Povertà e disoccupazione in crescita con la pandemia

È il lavoro il secondo dei temi della Campagna Caritas-Focsiv "Dacci oggi il nostro pane quotidiano"

Dacci Oggi Il Nostro Pane Quotidiano Focsiv
Il manifesto della campagna Caritas - Focsiv

“Auspico che, con l’impegno convergente di tutti i responsabili politici ed economici, si rilanci il lavoro: senza lavoro le famiglie e la società non possono andare avanti”. Con queste parole di Papa Francesco all’Angelus, la prima domenica di agosto, ha evidenziato quello che “è e sarà un problema della post-pandemia: la povertà, la mancanza di lavoro”, sottolineando che “ci vuole tanta solidarietà e tanta creatività per risolvere questo problema”. Il lavoro è la questione prioritaria ed urgente, soprattutto là dove vi è un’economia informale e dipendente dal mercato globale, dove mancano i sistemi di protezione sanitaria e sociale.

Sono tante le testimonianze che ci giungono dai diversi paesi dove si è impegnati con gli interventi sostenuti dalla Campagna Caritas Italiana-Focsiv “Dacci oggi il nostro pane quotidiano”. Aisha in Bangladesh si è trovata da un giorno all’altro senza lavoro, la sua piccola impresa tessile è senza ordinativi dalle grandi aziende europee. Ibrahim in Libano non può più vendere i suoi prodotti di ortofrutta al mercato perché è chiuso. Fatima, lavoratrice domestica emigrata in Libano, buttata fuori dalla famiglia dove lavorava. Pedro in Perù che vendeva artigianato ai turisti ed ora non sa che fare. Tutti e tutte senza possibilità di cassa integrazione o redditi di emergenza. Siamo tutti coinvolti nel mercato internazionale, connessi dalle filiere produttive e commerciali. Il lockdown ha messo in evidenza la fragilità del sistema: di come siano gli anelli più deboli della catena sociale a pagare le maggiori conseguenze di questo periodo e di come siano stati pochi i settori che hanno resistito all’impatto dell’emergenza. Due tra tutti, quello dell’alimentazione, necessario alla vita, e quello delle armi, che produce morte.

Mentre la diffusione del Covid-19 accelera sempre di più in un crescendo di contagiati e di decessi in ogni parte del Pianeta, l’impatto sul mondo del lavoro aumenta le discriminazioni e le disuguaglianze, tra gli stessi lavoratori. Secondo i dati pubblicati lo scorso maggio dall’Organizzazione Internazionale del Lavoro – OIL delle Nazioni Unite, i più colpiti sono chi lavora per conto terzi nelle catene di fornitura, i piccoli e micro-imprenditori con i lavoratori senza protezioni e compensazioni pubbliche. A seguire le donne, i giovani, le cui prospettive occupazionali sono più sensibili alle fluttuazioni della domanda, ed i lavoratori più anziani, che anche in tempi normali hanno difficoltà a trovare opportunità di lavoro dignitoso e sono ora gravati da un ulteriore rischio per la salute. Infine, i rifugiati e i lavoratori migranti, specialmente quelli impegnati per i lavori domestici e quelli impiegati nell’edilizia, nell’industria manifatturiera e nell’agricoltura.
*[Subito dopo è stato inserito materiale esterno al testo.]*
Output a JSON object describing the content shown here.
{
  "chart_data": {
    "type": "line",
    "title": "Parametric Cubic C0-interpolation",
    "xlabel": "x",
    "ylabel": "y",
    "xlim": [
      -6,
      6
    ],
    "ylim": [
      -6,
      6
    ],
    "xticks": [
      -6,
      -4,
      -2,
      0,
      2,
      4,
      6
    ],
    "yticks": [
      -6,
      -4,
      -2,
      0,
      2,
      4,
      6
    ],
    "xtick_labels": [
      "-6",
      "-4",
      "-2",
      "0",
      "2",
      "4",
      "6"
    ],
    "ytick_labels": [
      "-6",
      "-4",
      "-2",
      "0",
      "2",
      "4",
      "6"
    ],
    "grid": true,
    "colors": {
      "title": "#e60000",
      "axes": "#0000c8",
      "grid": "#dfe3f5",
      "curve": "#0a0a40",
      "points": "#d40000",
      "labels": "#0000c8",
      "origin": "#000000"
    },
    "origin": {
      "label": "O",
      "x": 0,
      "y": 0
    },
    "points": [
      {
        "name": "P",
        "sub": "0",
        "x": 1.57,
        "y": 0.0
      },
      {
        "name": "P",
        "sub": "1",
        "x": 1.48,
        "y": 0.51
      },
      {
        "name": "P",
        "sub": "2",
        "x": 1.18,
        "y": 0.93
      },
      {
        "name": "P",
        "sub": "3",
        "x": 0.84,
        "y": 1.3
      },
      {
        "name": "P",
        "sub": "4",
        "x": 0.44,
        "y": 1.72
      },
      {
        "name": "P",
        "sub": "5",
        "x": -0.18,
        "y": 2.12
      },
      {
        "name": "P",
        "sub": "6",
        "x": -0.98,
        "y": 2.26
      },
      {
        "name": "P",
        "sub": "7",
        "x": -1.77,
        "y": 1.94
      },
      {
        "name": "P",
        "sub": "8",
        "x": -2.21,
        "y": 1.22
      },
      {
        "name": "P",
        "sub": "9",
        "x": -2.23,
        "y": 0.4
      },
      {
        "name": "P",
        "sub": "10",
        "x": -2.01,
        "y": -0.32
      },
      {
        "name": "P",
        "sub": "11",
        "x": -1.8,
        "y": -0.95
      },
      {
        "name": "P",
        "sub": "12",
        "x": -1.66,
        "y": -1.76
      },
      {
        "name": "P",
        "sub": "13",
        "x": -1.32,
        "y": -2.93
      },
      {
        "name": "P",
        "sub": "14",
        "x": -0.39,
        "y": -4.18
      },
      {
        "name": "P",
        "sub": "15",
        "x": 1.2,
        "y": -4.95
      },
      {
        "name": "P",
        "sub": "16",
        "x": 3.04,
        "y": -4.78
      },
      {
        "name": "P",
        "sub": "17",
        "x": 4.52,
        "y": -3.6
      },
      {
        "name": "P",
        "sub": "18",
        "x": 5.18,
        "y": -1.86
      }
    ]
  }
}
Alla diminuzione del lavoro corrisponde un progressivo aumento degli episodi di violazione dei diritti dei lavoratori, ai quali vengono imposte detrazioni salariali, licenziamenti senza giusta causa, congedi forzati senza retribuzione, ecc. In alcuni casi sono stati anche vanificati tutti gli sforzi compiuti per ridurre le peggiori forme di sfruttamento del lavoro minorile. In molti Stati africani, ma anche asiatici e latinoamericani, la situazione per i piccoli imprenditori e per i lavoratori informali è grave, mancano i sussidi per far fronte alle necessità primarie ed alla crisi. In Africa si calcola che siano oltre 150 milioni i posti di lavoro a rischio nelle imprese informali impegnate in settori ad alta esposizione al Covid-19.

La crisi acuisce le ingiustizie e può far crescere le tensioni. È il caso della Tunisia, dove l’aumento della disoccupazione, che in alcune aree depresse raggiunge oltre il 35%, ha dato luogo a nuovi flussi di migranti verso le nostre coste. La costruzione di nuovi muri significherebbe non capire il problema reale. È con la cooperazione e un sistema economico giusto e che protegge i lavoratori, che si dovrebbe rispondere.

La pandemia è solo una grande tragedia, tuttavia potrebbe essere l’occasione per imparare alcune lezioni fondamentali: trasformare le relazioni economiche e sociali in nuove opportunità di coesione e pace, ad iniziare dal mondo del lavoro, con solidarietà e creatività.